Complete step-by-step solution
We know that: The angle subtended by an arc of a circle at its centre is twice of the angle it subtends anywhere on the circle's circumference. So, we get:
$\angle ROT=2\angle RST$
Also, $\angle ROT=\angle POR={{130}^{{}^\circ }}$
So, we get:
\[\begin{align}
  & \Rightarrow {{130}^{{}^\circ }}=2\angle RST \\
 & \Rightarrow \angle RST={{65}^{{}^\circ }}......(1) \\
\end{align}\]
Therefore, $\angle 2={{65}^{{}^\circ }}$
Now, we know that the sum of all the angles on a line is ${{180}^{\circ }}$ . So, we get:
$\begin{align}
  & \Rightarrow \angle ROT+\angle QOT={{180}^{{}^\circ }} \\
 & \Rightarrow {{130}^{{}^\circ }}+\angle QOT={{180}^{{}^\circ }} \\
 & \Rightarrow \angle QOT={{50}^{{}^\circ }}......(2) \\
\end{align}$
Now, in $\Delta POQ$ , we have,
$\angle PQO={{90}^{\circ }}$ (angle subtended by a tangent at a circle)

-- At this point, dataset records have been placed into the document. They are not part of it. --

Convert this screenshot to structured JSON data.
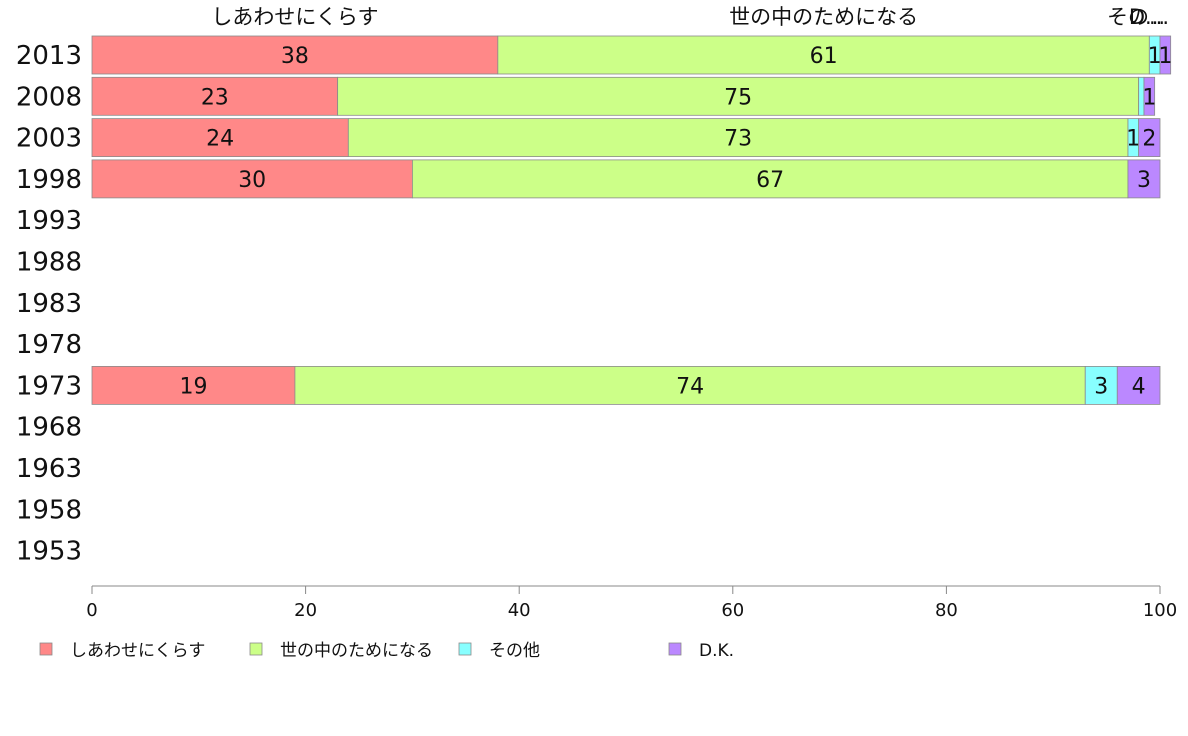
{
  "chart_data": {
    "type": "bar",
    "orientation": "horizontal",
    "stacked": true,
    "categories": [
      "2013",
      "2008",
      "2003",
      "1998",
      "1993",
      "1988",
      "1983",
      "1978",
      "1973",
      "1968",
      "1963",
      "1958",
      "1953"
    ],
    "series": [
      {
        "name": "しあわせにくらす",
        "color": "#ff8888",
        "values": [
          38,
          23,
          24,
          30,
          null,
          null,
          null,
          null,
          19,
          null,
          null,
          null,
          null
        ]
      },
      {
        "name": "世の中のためになる",
        "color": "#ccff88",
        "values": [
          61,
          75,
          73,
          67,
          null,
          null,
          null,
          null,
          74,
          null,
          null,
          null,
          null
        ]
      },
      {
        "name": "その他",
        "color": "#88ffff",
        "values": [
          1,
          0.5,
          1,
          0,
          null,
          null,
          null,
          null,
          3,
          null,
          null,
          null,
          null
        ]
      },
      {
        "name": "D.K.",
        "color": "#bb88ff",
        "values": [
          1,
          1,
          2,
          3,
          null,
          null,
          null,
          null,
          4,
          null,
          null,
          null,
          null
        ]
      }
    ],
    "segment_labels": [
      [
        "38",
        "61",
        "1",
        "1"
      ],
      [
        "23",
        "75",
        "",
        "1"
      ],
      [
        "24",
        "73",
        "1",
        "2"
      ],
      [
        "30",
        "67",
        "",
        "3"
      ],
      null,
      null,
      null,
      null,
      [
        "19",
        "74",
        "3",
        "4"
      ],
      null,
      null,
      null,
      null
    ],
    "column_headers": [
      "しあわせにくらす",
      "世の中のためになる",
      "その...",
      "D..."
    ],
    "xlim": [
      0,
      100
    ],
    "xticks": [
      "0",
      "20",
      "40",
      "60",
      "80",
      "100"
    ],
    "grid": false,
    "legend_position": "bottom"
  }
}
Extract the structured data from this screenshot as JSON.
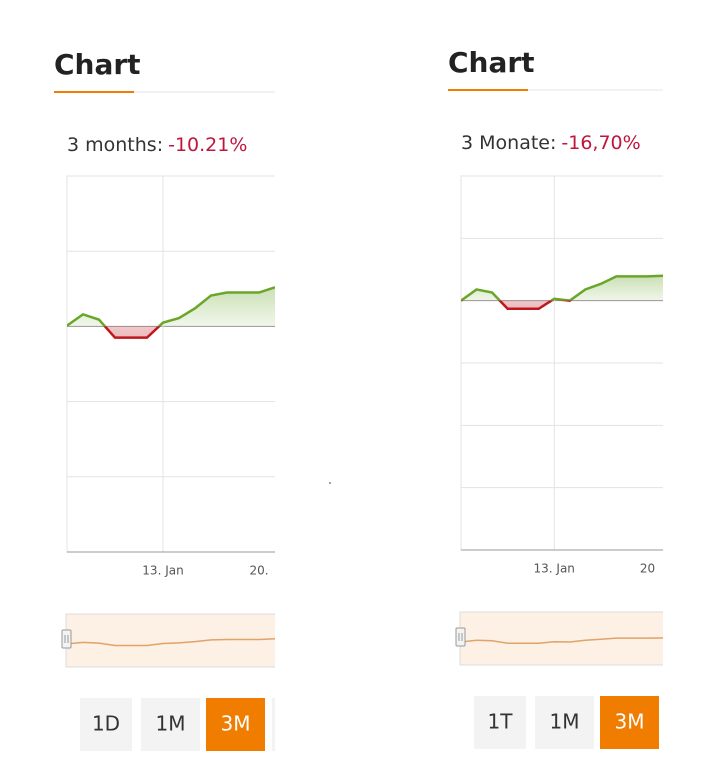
{
  "chart_data": [
    {
      "type": "line",
      "title": "Chart",
      "period_label": "3 months:",
      "change": "-10.21%",
      "categories": [
        null,
        null,
        null,
        null,
        null,
        null,
        "13. Jan",
        null,
        null,
        null,
        null,
        null,
        "20.",
        null
      ],
      "values": [
        0.01,
        0.16,
        0.09,
        -0.15,
        -0.15,
        -0.15,
        0.05,
        0.11,
        0.24,
        0.41,
        0.45,
        0.45,
        0.45,
        0.52
      ],
      "ylim": [
        -3,
        2
      ],
      "yticks": [
        -2,
        -1,
        0,
        1,
        2
      ],
      "grid": true,
      "up_color": "#6aa62a",
      "down_color": "#c0161d",
      "ranges": [
        "1D",
        "1M",
        "3M"
      ],
      "active_range": 2
    },
    {
      "type": "line",
      "title": "Chart",
      "period_label": "3 Monate:",
      "change": "-16,70%",
      "categories": [
        null,
        null,
        null,
        null,
        null,
        null,
        "13. Jan",
        null,
        null,
        null,
        null,
        null,
        "20",
        null
      ],
      "values": [
        0,
        0.18,
        0.13,
        -0.13,
        -0.13,
        -0.13,
        0.03,
        0,
        0.18,
        0.27,
        0.39,
        0.39,
        0.39,
        0.4
      ],
      "ylim": [
        -4,
        2
      ],
      "yticks": [
        -3,
        -2,
        -1,
        0,
        1,
        2
      ],
      "grid": true,
      "up_color": "#6aa62a",
      "down_color": "#c0161d",
      "ranges": [
        "1T",
        "1M",
        "3M"
      ],
      "active_range": 2
    }
  ]
}
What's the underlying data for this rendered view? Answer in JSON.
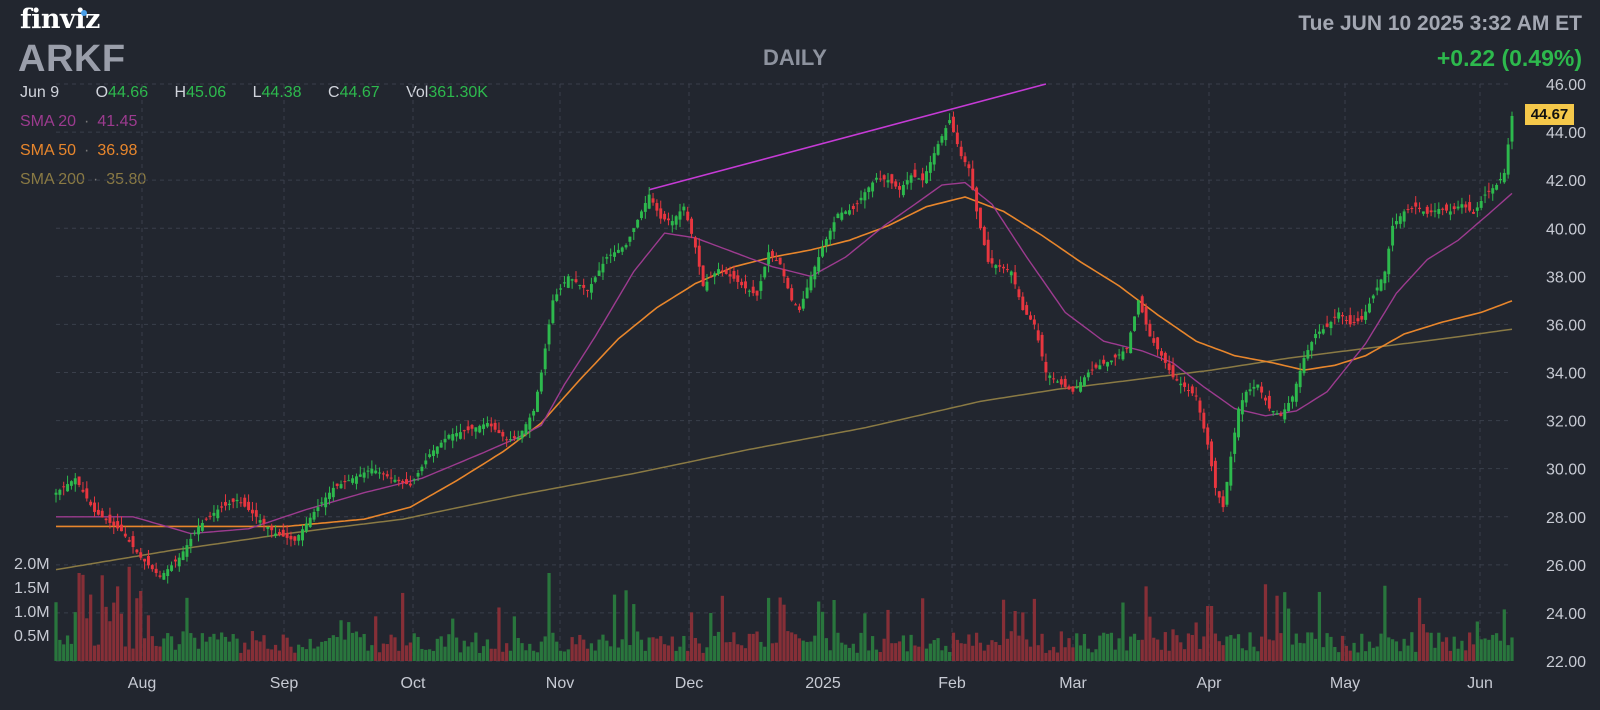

$\angle QOT={{50}^{{}^\circ }}$
So, we get:
$\begin{align}
  & \Rightarrow \angle QOT+\angle PQO+\angle OPQ={{180}^{{}^\circ }} \\
 & \Rightarrow {{50}^{{}^\circ }}+{{90}^{{}^\circ }}+\angle 1={{180}^{{}^\circ }} \\
 & \Rightarrow \angle 1={{180}^{{}^\circ }}-{{140}^{{}^\circ }} \\
 & \Rightarrow \angle 1={{40}^{{}^\circ }} \\
\end{align}$
Now, we need to find $\angle 1+\angle 2$
We have:
$\angle 1={{40}^{{}^\circ }}$
 $\angle 2={{65}^{{}^\circ }}$
So,
$\begin{align}
  & \angle 1+\angle 2={{40}^{{}^\circ }}+{{65}^{{}^\circ }} \\
 & ={{105}^{{}^\circ }}
\end{align}$

Note: Important theorems included in this question are:
1. The angle formed at the center of the circle by lines originating from two points on the circle's circumference is double the angle formed on the circumference of the circle by lines originating from the same points.
2. Tangent to a circle is always perpendicular to the radius.
3. the sum of angles of a triangle equals the straight angle, i.e. ${{180}^{\circ }}$
4. Angles on a straight line add up to ${{180}^{\circ }}$